Dr Liz Forbes-Blom, head of our Gut Immunology team discusses concerns that babies born via Caesarian section have a different gut microbial signature than those born vaginally, and how new research could help in the future. Watch the TV3 news item below.

One of the first exposures to microbes from the outside world happens during birth.  Early colonisation of gut microbiota happens via the mouth and nose as the baby travels down the birth canal.  Emerging evidence points to this as a significant step in the development of the immune system, with babies born by via Caesarean section procedures having different communities of microbes to babies born vaginally.  
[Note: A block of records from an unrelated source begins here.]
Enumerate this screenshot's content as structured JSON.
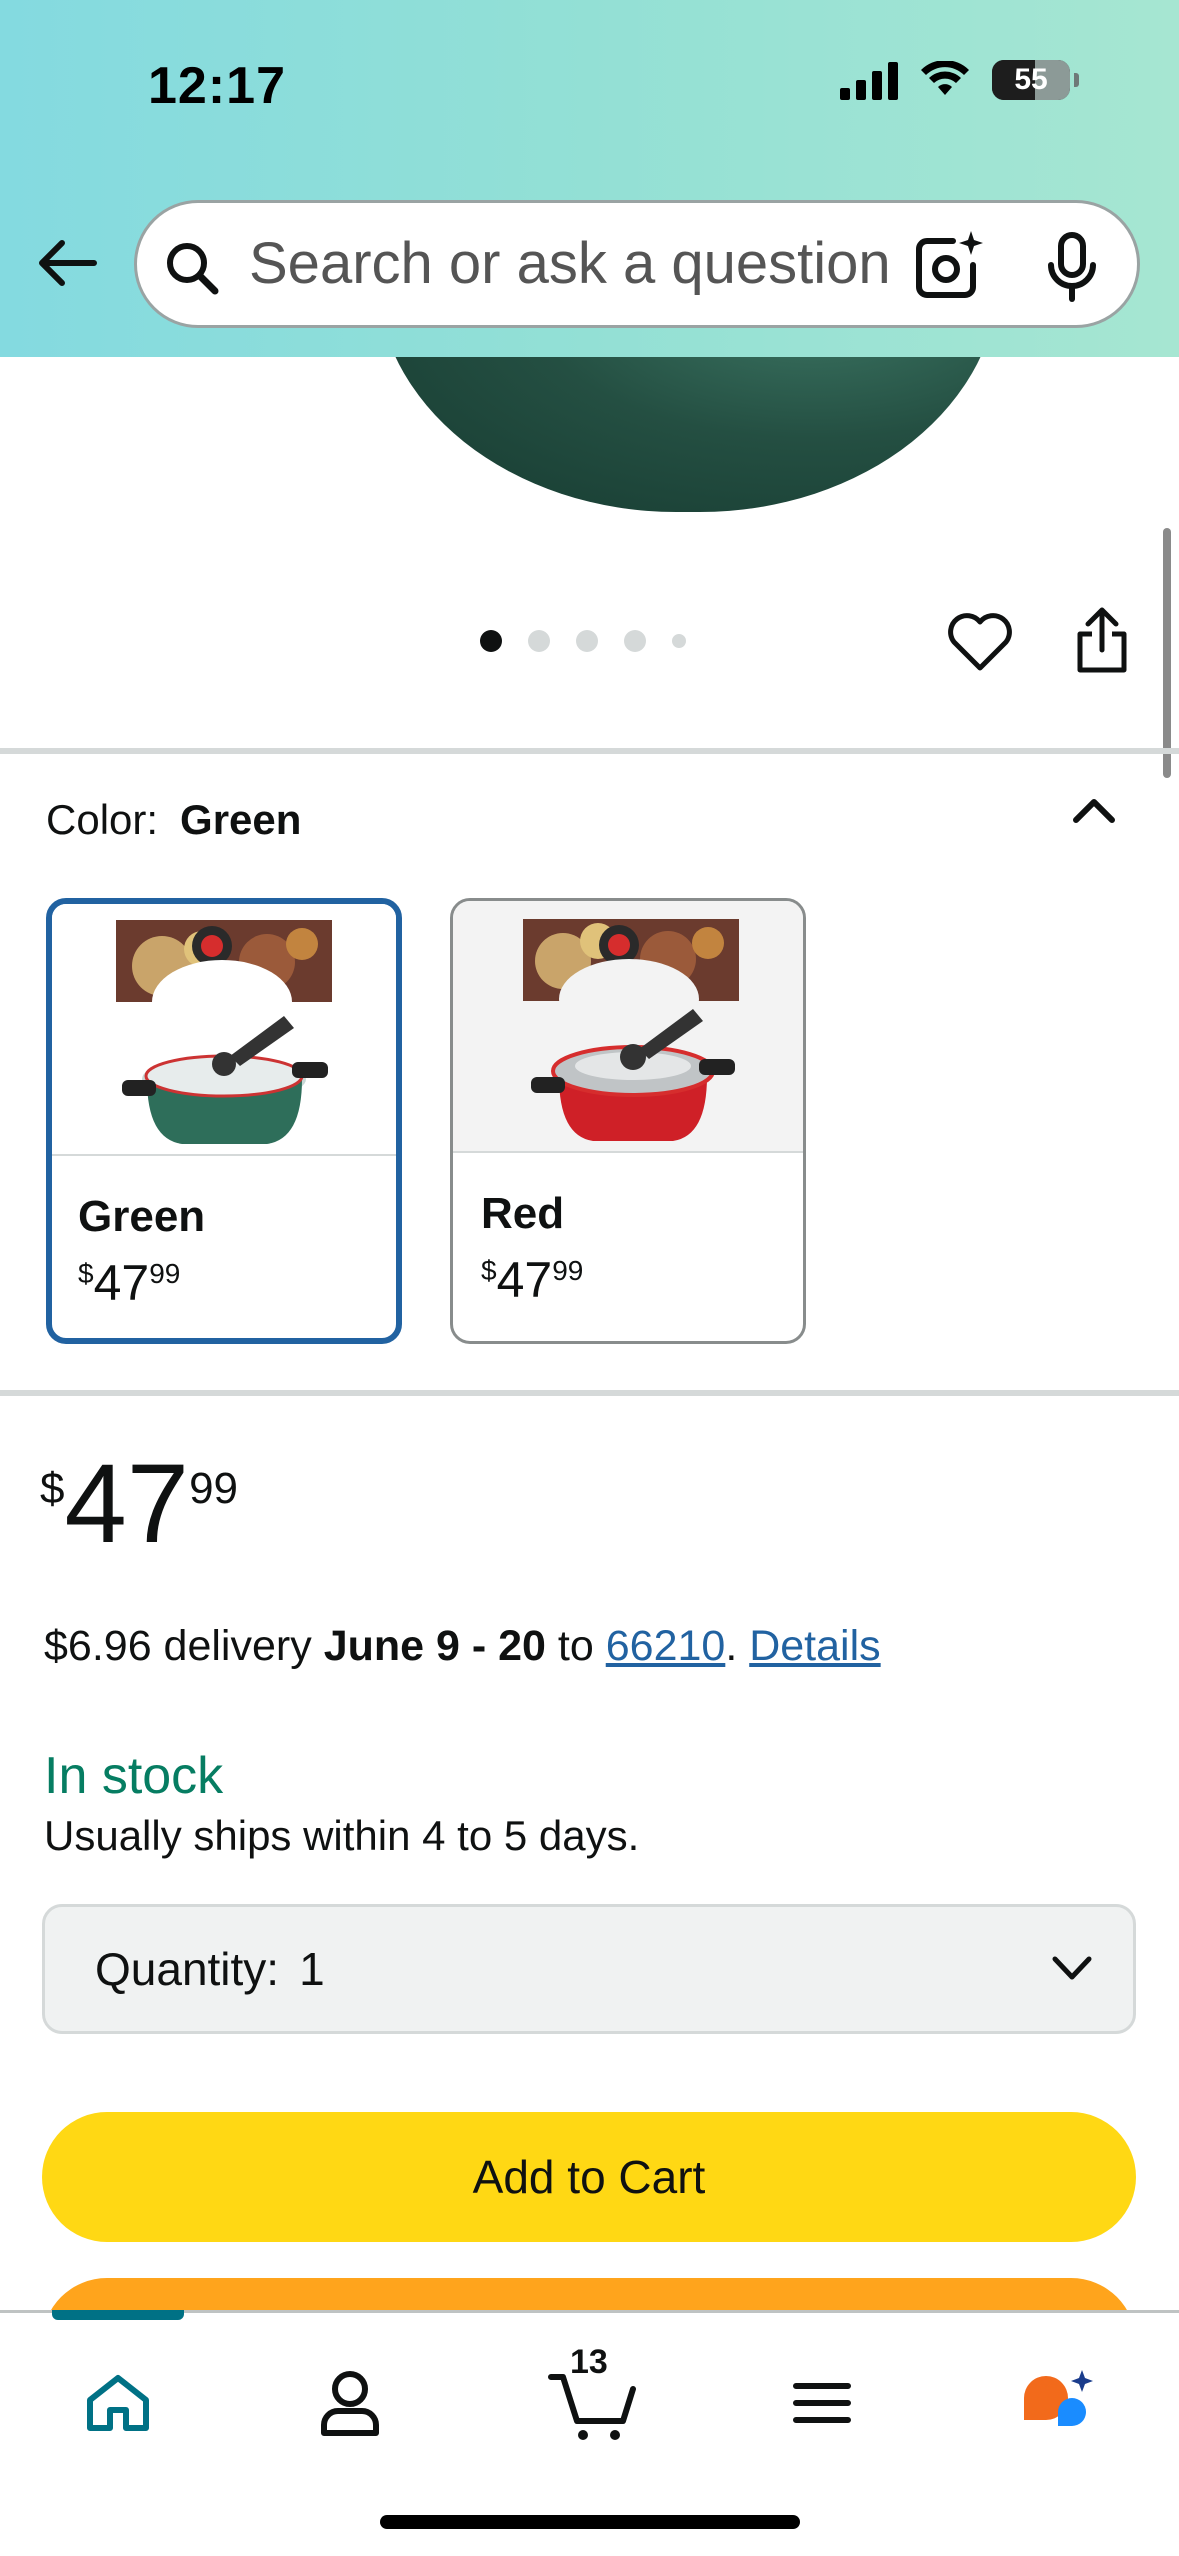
{
  "status_bar": {
    "time": "12:17",
    "battery": "55"
  },
  "search": {
    "placeholder": "Search or ask a question"
  },
  "product_image": {
    "dots_total": 5,
    "dots_active_index": 0
  },
  "color": {
    "label": "Color:",
    "selected": "Green",
    "options": [
      {
        "name": "Green",
        "currency": "$",
        "whole": "47",
        "fraction": "99",
        "selected": true
      },
      {
        "name": "Red",
        "currency": "$",
        "whole": "47",
        "fraction": "99",
        "selected": false
      }
    ]
  },
  "price": {
    "currency": "$",
    "whole": "47",
    "fraction": "99"
  },
  "delivery": {
    "cost": "$6.96 delivery",
    "dates": "June 9 - 20",
    "to": "to",
    "zip": "66210",
    "punct": ".",
    "details_link": "Details"
  },
  "stock": {
    "status": "In stock",
    "ships": "Usually ships within 4 to 5 days."
  },
  "quantity": {
    "label": "Quantity:",
    "value": "1"
  },
  "buttons": {
    "add_to_cart": "Add to Cart"
  },
  "bottom_nav": {
    "cart_count": "13",
    "active": "home"
  },
  "colors": {
    "header_start": "#84dae0",
    "header_end": "#a6e6d2",
    "selected_border": "#2162a1",
    "link": "#2162a1",
    "in_stock": "#067d62",
    "add_to_cart": "#ffd814",
    "buy_now": "#ffa41c",
    "nav_active": "#007185"
  },
  "icons": [
    "back-arrow-icon",
    "search-icon",
    "camera-lens-icon",
    "microphone-icon",
    "heart-icon",
    "share-icon",
    "chevron-up-icon",
    "chevron-down-icon",
    "home-icon",
    "profile-icon",
    "cart-icon",
    "menu-icon",
    "rufus-ai-icon"
  ]
}
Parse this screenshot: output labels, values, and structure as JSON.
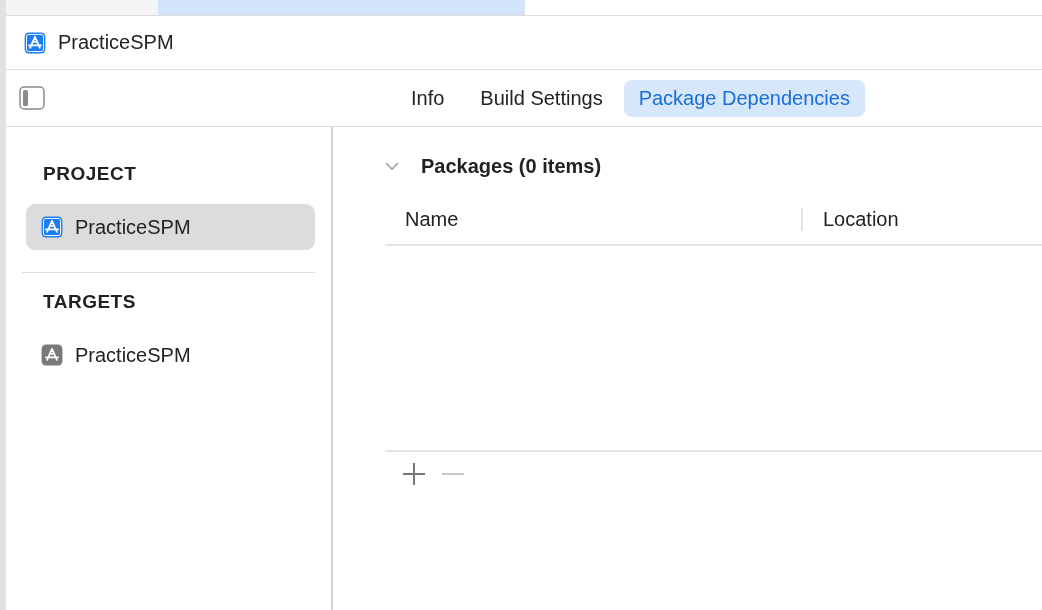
{
  "header": {
    "title": "PracticeSPM"
  },
  "tabs": [
    {
      "label": "Info",
      "selected": false
    },
    {
      "label": "Build Settings",
      "selected": false
    },
    {
      "label": "Package Dependencies",
      "selected": true
    }
  ],
  "sidebar": {
    "sections": [
      {
        "title": "PROJECT",
        "kind": "project",
        "items": [
          {
            "label": "PracticeSPM",
            "selected": true
          }
        ]
      },
      {
        "title": "TARGETS",
        "kind": "target",
        "items": [
          {
            "label": "PracticeSPM",
            "selected": false
          }
        ]
      }
    ]
  },
  "packages": {
    "title": "Packages (0 items)",
    "expanded": true,
    "columns": [
      "Name",
      "Location"
    ],
    "add_button": {
      "disabled": false
    },
    "remove_button": {
      "disabled": true
    }
  }
}
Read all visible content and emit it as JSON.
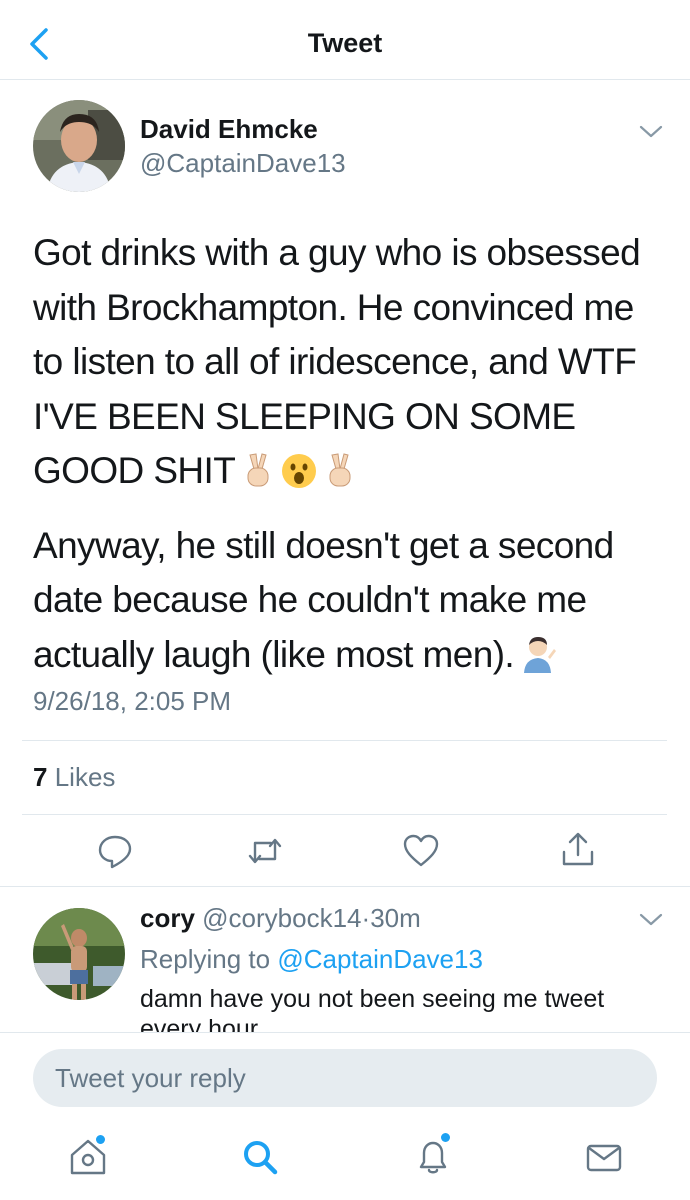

This is of paramount interest, as babies who enter the world through Caesarean delivery face much greater risks of developing a range of chronic immune disorders caused by defects in the immune system, compared to those delivered naturally. A hallmark study[1] published this year has examined the correlation between Caesarean sections and immunological disorders in two million Danish children born over a period of 35 years. They identified that children born by Caesarean were hospitalised more frequently than those born vaginally due to asthma, juvenile rheumatoid arthritis, inflammatory bowel disease, immune system defects, leukaemia, and other tissue disorders during their lives. 

Increased awareness of this has seen the growth of mouth and nose gauze applications from their mother’s vagina to babies born this way, but the significance of other early life immune education steps require further research. 





















1  Cesarean section and chronic immune disorders.Sevelsted A, Stokholm J, Bønnelykke K, Bisgaard H. Pediatrics. 2015 Jan;135(1):e92-8. doi: 10.1542/peds.2014-0596. Epub 2014 Dec 1.